Diagnosis is based on the histopathologic evaluation of the
gastric biopsies [III, A]. If the presence of active Helicobacter
pylori infection is not demonstrated by histochemistry, it must
be ruled out by urea breath test and/or faecal antigen test.
In addition to routine histology and immunohistochemistry,
FISH analysis (or PCR) for detection of t(11;18) may be useful
for identifying patients that are unlikely to respond to
antibiotic therapy [III, B].
staging and risk assessment
The initial staging procedures should include a gastroduodenal
endoscopy with multiple biopsies taken from each region of the
stomach, duodenum, gastro-esophageal junction and from any
abnormal-appearing site. Endoscopic ultrasound is
recommended to evaluate the regional lymph nodes and gastric
wall infiltration [III, A]. Work-up studies should include
complete blood counts, basic biochemical studies, including
lactate dehydrogenase (LDH) and b2-microglobulin, CT of the
chest, abdomen and pelvis, and a bone marrow aspirate and
biopsy [IV, C]. The value of positron emission tomography
(PET) scan is controversial and has little clinical utility [IV, D].
treatment plan
Eradication of H. pylori with antibiotics should be employed as
the sole initial treatment of localized (i.e. confined to the
stomach) H. pylori-positive gastric MALT lymphoma [II, A].
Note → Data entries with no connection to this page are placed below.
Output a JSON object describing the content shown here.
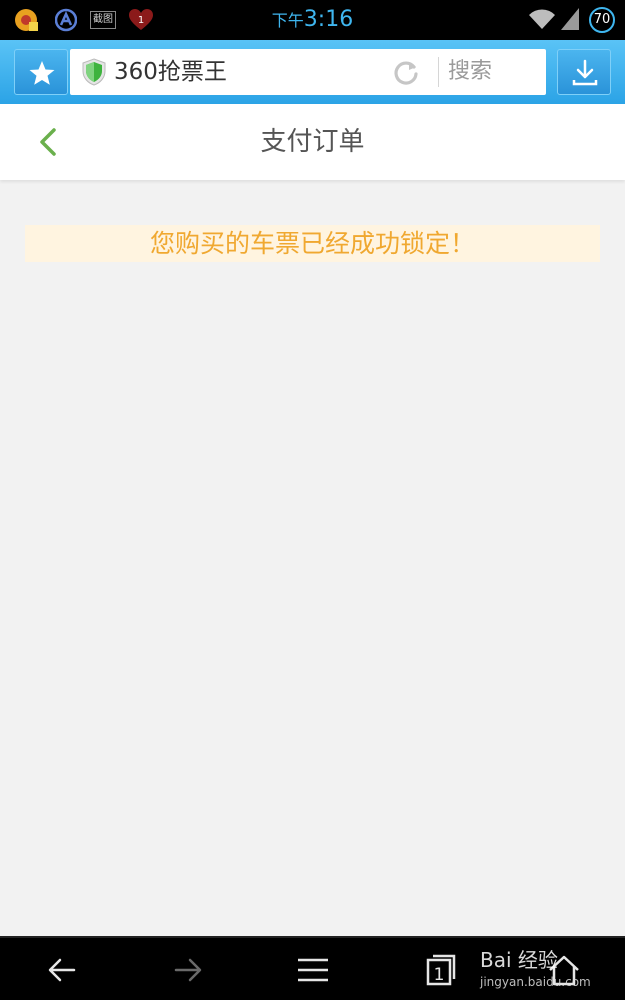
{
  "status_bar": {
    "time_prefix": "下午",
    "time": "3:16",
    "battery": "70",
    "icons": [
      "browser-icon",
      "nav-a-icon",
      "screenshot-icon",
      "heart-notification-icon",
      "wifi-icon",
      "signal-icon"
    ],
    "screenshot_label": "截图",
    "notification_count": "1",
    "time_color": "#3fb6ef"
  },
  "browser": {
    "url_title": "360抢票王",
    "search_label": "搜索",
    "accent": "#2ba3e6"
  },
  "page": {
    "title": "支付订单",
    "notice": "您购买的车票已经成功锁定！",
    "notice_color": "#f0a830",
    "back_color": "#6ab04c"
  },
  "bottom_nav": {
    "tab_count": "1"
  },
  "watermark": {
    "text": "Bai 经验",
    "sub": "jingyan.baidu.com"
  }
}
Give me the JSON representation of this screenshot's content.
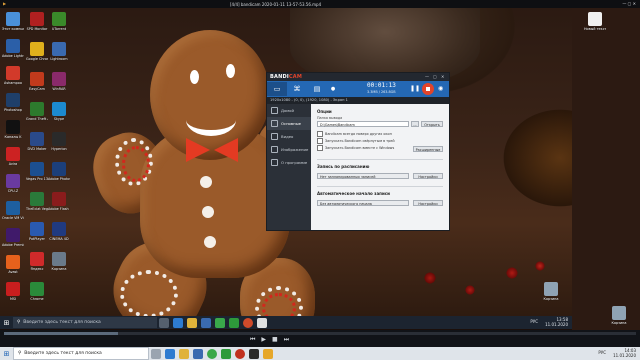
{
  "player": {
    "title": "[4/4] bandicam 2020-01-11 13-57-53.56.mp4"
  },
  "desktop_icons_left": [
    {
      "label": "Этот компьютер",
      "color": "#4a90d9"
    },
    {
      "label": "Adobe Lightroom",
      "color": "#2b5fa8"
    },
    {
      "label": "Ashampoo",
      "color": "#d23a2a"
    },
    {
      "label": "Photoshop",
      "color": "#1f3f6a"
    },
    {
      "label": "Каналы K",
      "color": "#111111"
    },
    {
      "label": "Avira",
      "color": "#cc2222"
    },
    {
      "label": "CPU-Z",
      "color": "#6a3aa0"
    },
    {
      "label": "Oracle VM VirtualBox",
      "color": "#1e5fa0"
    },
    {
      "label": "Adobe Premiere",
      "color": "#401a6a"
    },
    {
      "label": "Avast",
      "color": "#e6611c"
    },
    {
      "label": "MSI",
      "color": "#c81e1e"
    }
  ],
  "desktop_icons_col2": [
    {
      "label": "SPD Monitor",
      "color": "#b02020"
    },
    {
      "label": "Google Chrome",
      "color": "#e0b01c"
    },
    {
      "label": "EasyCam",
      "color": "#c23a1c"
    },
    {
      "label": "Grand Theft Auto V",
      "color": "#2d7a2d"
    },
    {
      "label": "DVD Maker",
      "color": "#2a4a8a"
    },
    {
      "label": "Vegas Pro 13.0",
      "color": "#1c4f90"
    },
    {
      "label": "TheEclat Vegas Pro",
      "color": "#2a7a3a"
    },
    {
      "label": "PotPlayer",
      "color": "#2a5ab0"
    },
    {
      "label": "Яндекс",
      "color": "#d02a2a"
    },
    {
      "label": "Chrome",
      "color": "#2a8a3a"
    }
  ],
  "desktop_icons_col3": [
    {
      "label": "UTorrent",
      "color": "#3a8a2a"
    },
    {
      "label": "Lightroom",
      "color": "#3a6ab0"
    },
    {
      "label": "WinRAR",
      "color": "#8a2a6a"
    },
    {
      "label": "Skype",
      "color": "#1c8ad0"
    },
    {
      "label": "Hyperion",
      "color": "#2a2a2a"
    },
    {
      "label": "Adobe Photoshop",
      "color": "#1c3f7a"
    },
    {
      "label": "Adobe Flash Player",
      "color": "#8a1c1c"
    },
    {
      "label": "CINEMA 4D",
      "color": "#203a80"
    },
    {
      "label": "Корзина",
      "color": "#6a7a8a"
    }
  ],
  "desktop_icons_right": [
    {
      "label": "Новый текстовый...",
      "color": "#e8e8e8"
    }
  ],
  "recycle_bin": {
    "label": "Корзина"
  },
  "bandicam": {
    "logo_a": "BANDI",
    "logo_b": "CAM",
    "timer": "00:01:13",
    "size": "3.3MB / 263.8GB",
    "info": "1920x1080 - (0, 0), (1920, 1080) - Экран 1",
    "nav": [
      {
        "label": "Домой"
      },
      {
        "label": "Основные"
      },
      {
        "label": "Видео"
      },
      {
        "label": "Изображение"
      },
      {
        "label": "О программе"
      }
    ],
    "section_options": "Опции",
    "output_folder_label": "Папка вывода",
    "output_folder_value": "D:\\Games\\Bandicam",
    "browse_btn": "...",
    "open_btn": "Открыть",
    "checkboxes": [
      "Bandicam всегда поверх других окон",
      "Запускать Bandicam свёрнутым в трей",
      "Запускать Bandicam вместе с Windows"
    ],
    "advanced_btn": "Расширенные",
    "section_schedule": "Запись по расписанию",
    "schedule_text": "Нет запланированных записей",
    "settings_btn": "Настройки",
    "section_autostart": "Автоматическое начало записи",
    "autostart_text": "Без автоматического начала",
    "settings_btn2": "Настройки"
  },
  "taskbar_inner": {
    "search": "Введите здесь текст для поиска",
    "lang": "РУС",
    "time": "13:58",
    "date": "11.01.2020"
  },
  "taskbar_outer": {
    "search": "Введите здесь текст для поиска",
    "lang": "РУС",
    "time": "14:03",
    "date": "11.01.2020"
  }
}
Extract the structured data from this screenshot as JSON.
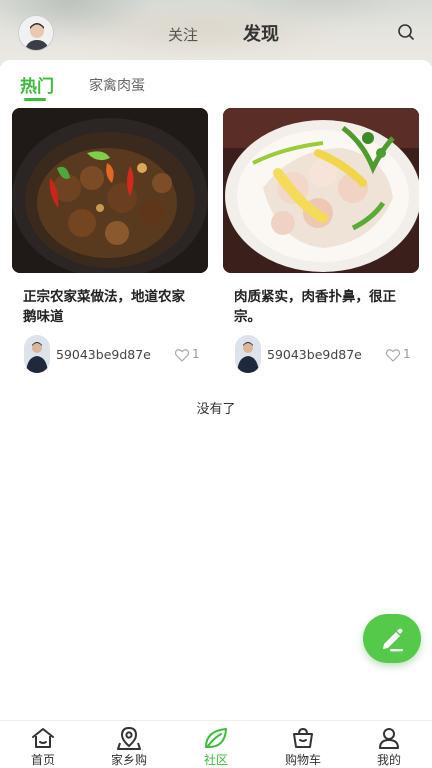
{
  "header": {
    "tabs": [
      {
        "label": "关注",
        "active": false
      },
      {
        "label": "发现",
        "active": true
      }
    ],
    "search_icon": "search-icon",
    "avatar_icon": "user-avatar"
  },
  "categories": [
    {
      "label": "热门",
      "active": true
    },
    {
      "label": "家禽肉蛋",
      "active": false
    }
  ],
  "posts": [
    {
      "title": "正宗农家菜做法，地道农家鹅味道",
      "author": "59043be9d87e",
      "likes": "1"
    },
    {
      "title": "肉质紧实，肉香扑鼻，很正宗。",
      "author": "59043be9d87e",
      "likes": "1"
    }
  ],
  "footer_note": "没有了",
  "fab": {
    "icon": "edit-pen-icon"
  },
  "tabbar": [
    {
      "label": "首页",
      "icon": "home-icon",
      "active": false
    },
    {
      "label": "家乡购",
      "icon": "location-icon",
      "active": false
    },
    {
      "label": "社区",
      "icon": "leaf-icon",
      "active": true
    },
    {
      "label": "购物车",
      "icon": "basket-icon",
      "active": false
    },
    {
      "label": "我的",
      "icon": "user-icon",
      "active": false
    }
  ],
  "colors": {
    "accent": "#3dbb3d",
    "fab": "#54c94a"
  }
}
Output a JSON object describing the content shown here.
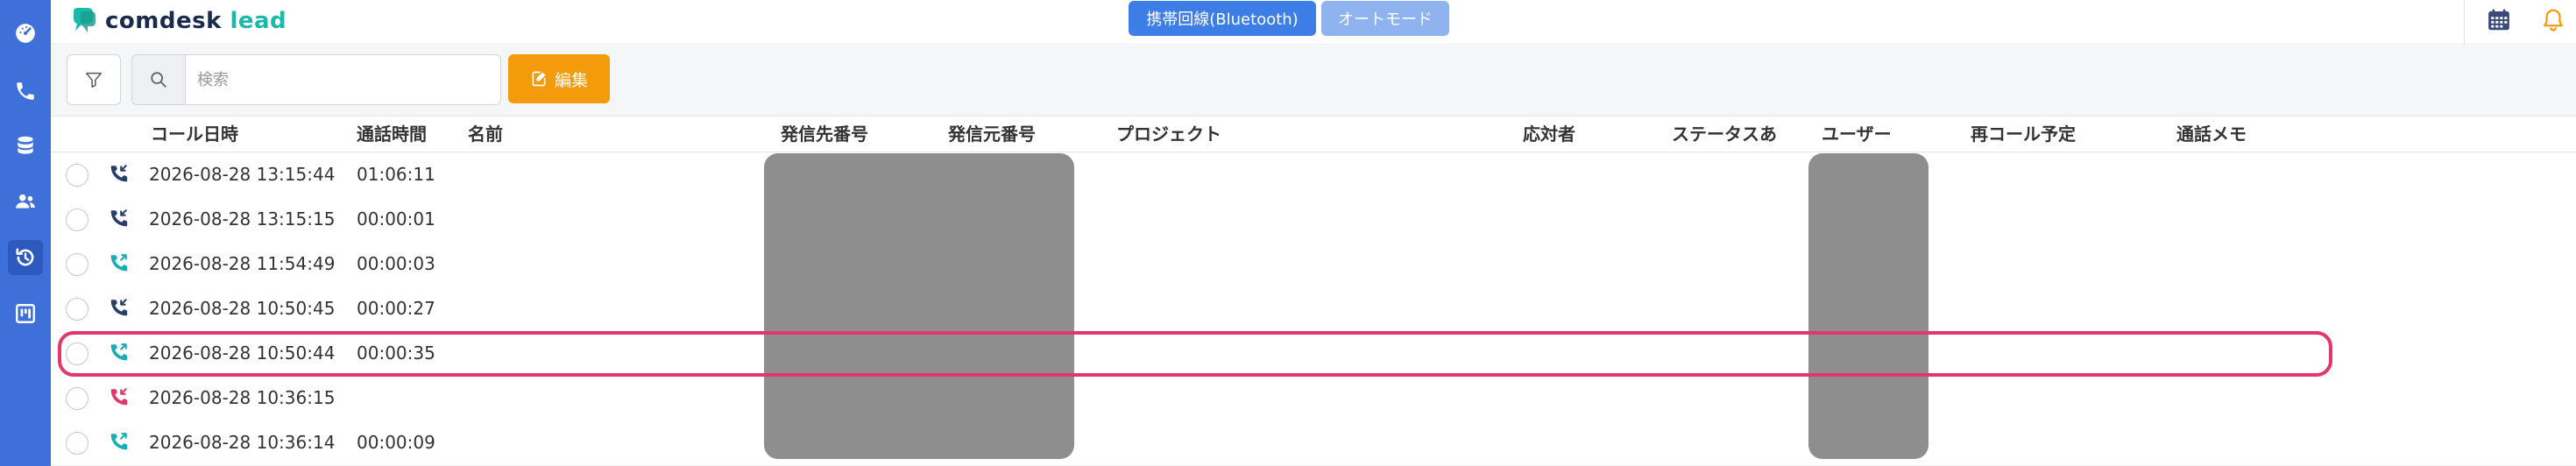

Any of the highly effective anti-helicobacter antibiotic regimens
proposed can be used. In case of unsuccessful H. pylori
eradication, a second-line therapy should be attempted with
alternative triple- or quadruple-therapy regimens of proton-
pump inhibitor plus antibiotics. Helicobacter pylori eradication
can induce lymphoma regression and long-term clinical disease
control in most patients. The length of time necessary to obtain
a remission can span from very few months to >12 months. It is
reasonable to attend for at least 12 months before starting
another treatment in patients who achieve a clinical and
endoscopic remission together with eradication of H. pylori,
albeit having persistent (residual) lymphoma at the histological
level [III, B]. Several studies of post-antibiotic molecular
follow-up have shown the persistence of monoclonal B cells
after histological regression of the lymphoma. In these cases,
watchful waiting is recommended, while active anticancer
treatment (see below) should be reserved for persistently
symptomatic or progressive disease.
In H. pylori-negative cases or patients who fail antibiotic
therapy, irradiation and systemic therapies should be applied
depending on the stage of disease; surgery has been not shown
to achieve superior results in comparison with more
conservative approaches in various trials.
Excellent disease control using radiation therapy alone has
been reported by several institutions supporting the use of
modest-dose involved-field radiotherapy (30–40 Gy radiation
to the stomach and perigastric nodes given in 4 weeks) for
patients with stage I–II MALT lymphoma of the stomach
without evidence of H. pylori infection or persistent lymphoma
after antibiotic eradication [III, B].
Patients with systemic disease should be considered for
systemic chemotherapy [III] and/or immunotherapy with
*Correspondence to: ESMO Guidelines Working Group, ESMO Head Office, Via L.
Taddei 4, CH-6962 Viganello-Lugano, Switzerland;
E-mail: clinicalrecommendations@esmo.org
Approved by the ESMO Guidelines Working Group: December 2006, last update
January 2010. This publication supercedes the previously published version—Ann
Oncol 2009; 20 (Suppl 4): iv113–iv114.
Conflict of interest: Dr Zucca has reported no conflicts of interest; Professor Dreyling has
reported that he has received support for research from Roche and that he is a member
of its advisory board.
ª The Author 2010. Published by Oxford University Press on behalf of the European Society for Medical Oncology.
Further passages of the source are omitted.